La filière des distributeurs indépendants menacée par le malus en mars 2020
La filière de la distribution automobile indépendante est en alerte : lundi 27 janvier, ces professionnels de l’automobile se sont rendus compte d’une réalité qui risque bien de venir perturber leur business.

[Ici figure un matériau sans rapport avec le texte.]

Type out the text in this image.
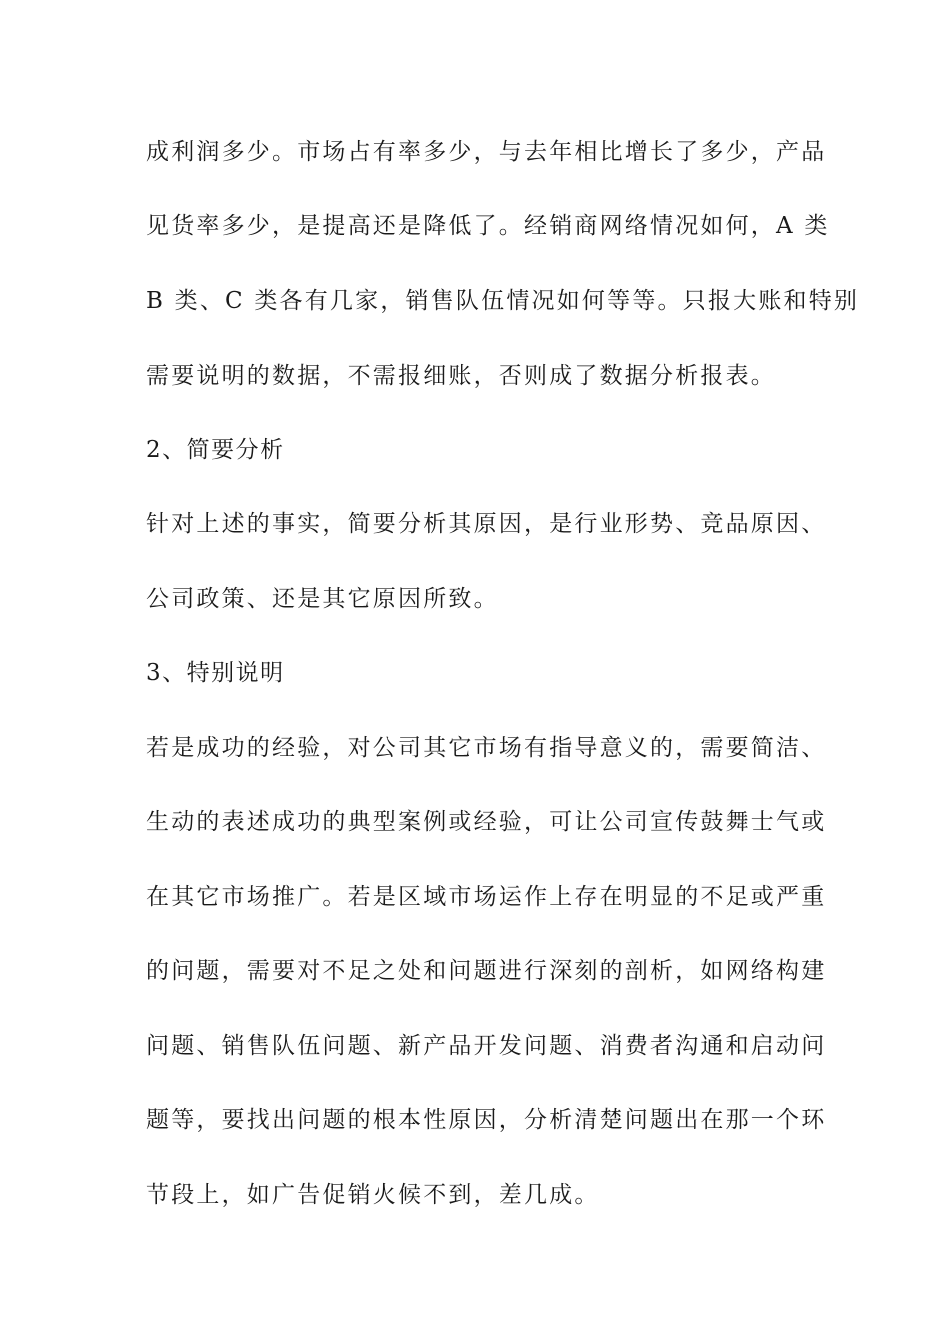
成利润多少。市场占有率多少，与去年相比增长了多少，产品

见货率多少，是提高还是降低了。经销商网络情况如何，A 类

B 类、C 类各有几家，销售队伍情况如何等等。只报大账和特别

需要说明的数据，不需报细账，否则成了数据分析报表。

2、简要分析

针对上述的事实，简要分析其原因，是行业形势、竞品原因、

公司政策、还是其它原因所致。

3、特别说明

若是成功的经验，对公司其它市场有指导意义的，需要简洁、

生动的表述成功的典型案例或经验，可让公司宣传鼓舞士气或

在其它市场推广。若是区域市场运作上存在明显的不足或严重

的问题，需要对不足之处和问题进行深刻的剖析，如网络构建

问题、销售队伍问题、新产品开发问题、消费者沟通和启动问

题等，要找出问题的根本性原因，分析清楚问题出在那一个环

节段上，如广告促销火候不到，差几成。
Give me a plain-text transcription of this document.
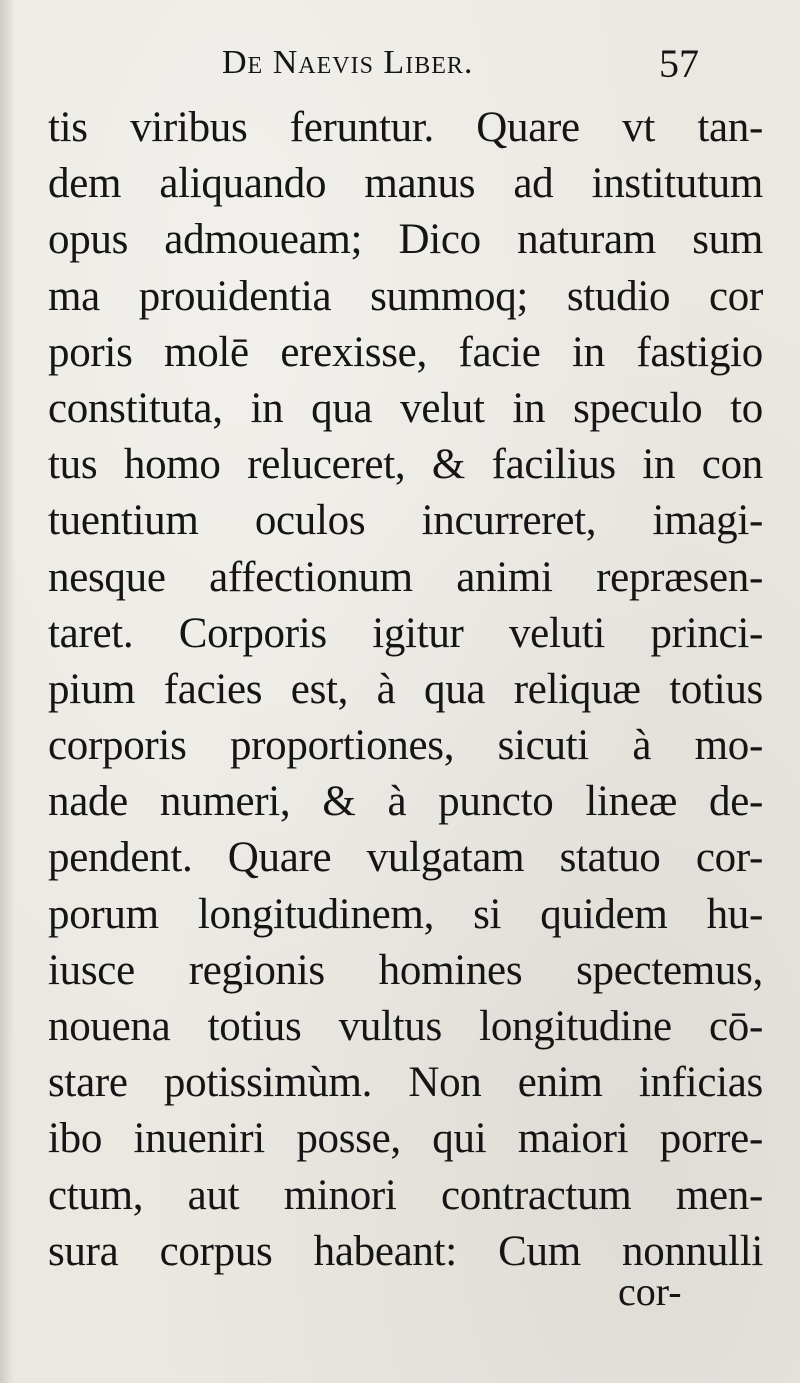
De Naevis Liber.	57
tis viribus feruntur. Quare vt tan-
dem aliquando manus ad institutum
opus admoueam; Dico naturam sum
ma prouidentia summoq; studio cor
poris molē erexisse, facie in fastigio
constituta, in qua velut in speculo to
tus homo reluceret, & facilius in con
tuentium oculos incurreret, imagi-
nesque affectionum animi repræsen-
taret. Corporis igitur veluti princi-
pium facies est, à qua reliquæ totius
corporis proportiones, sicuti à mo-
nade numeri, & à puncto lineæ de-
pendent. Quare vulgatam statuo cor-
porum longitudinem, si quidem hu-
iusce regionis homines spectemus,
nouena totius vultus longitudine cō-
stare potissimùm. Non enim inficias
ibo inueniri posse, qui maiori porre-
ctum, aut minori contractum men-
sura corpus habeant: Cum nonnulli
cor-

Comme chacun le sait, une nouvelle grille du malus, basée sur les niveaux d’émission de CO2 selon le cycle WLTP, sera mise en place en France, a priori le 1er mars 2020. A noter toutefois que le décret entérinant cette date n’a pas encore été publié et que des rumeurs bruissent sur une réelle application au 1er juillet 2020. Quoi qu'il en soit, rappelons que la mise en place de cette nouvelle grille de malus était conditionnée à la mise en œuvre du certificat de conformité électronique (e-CoC), ce qui a d’ailleurs provoqué plusieurs reculs de son application.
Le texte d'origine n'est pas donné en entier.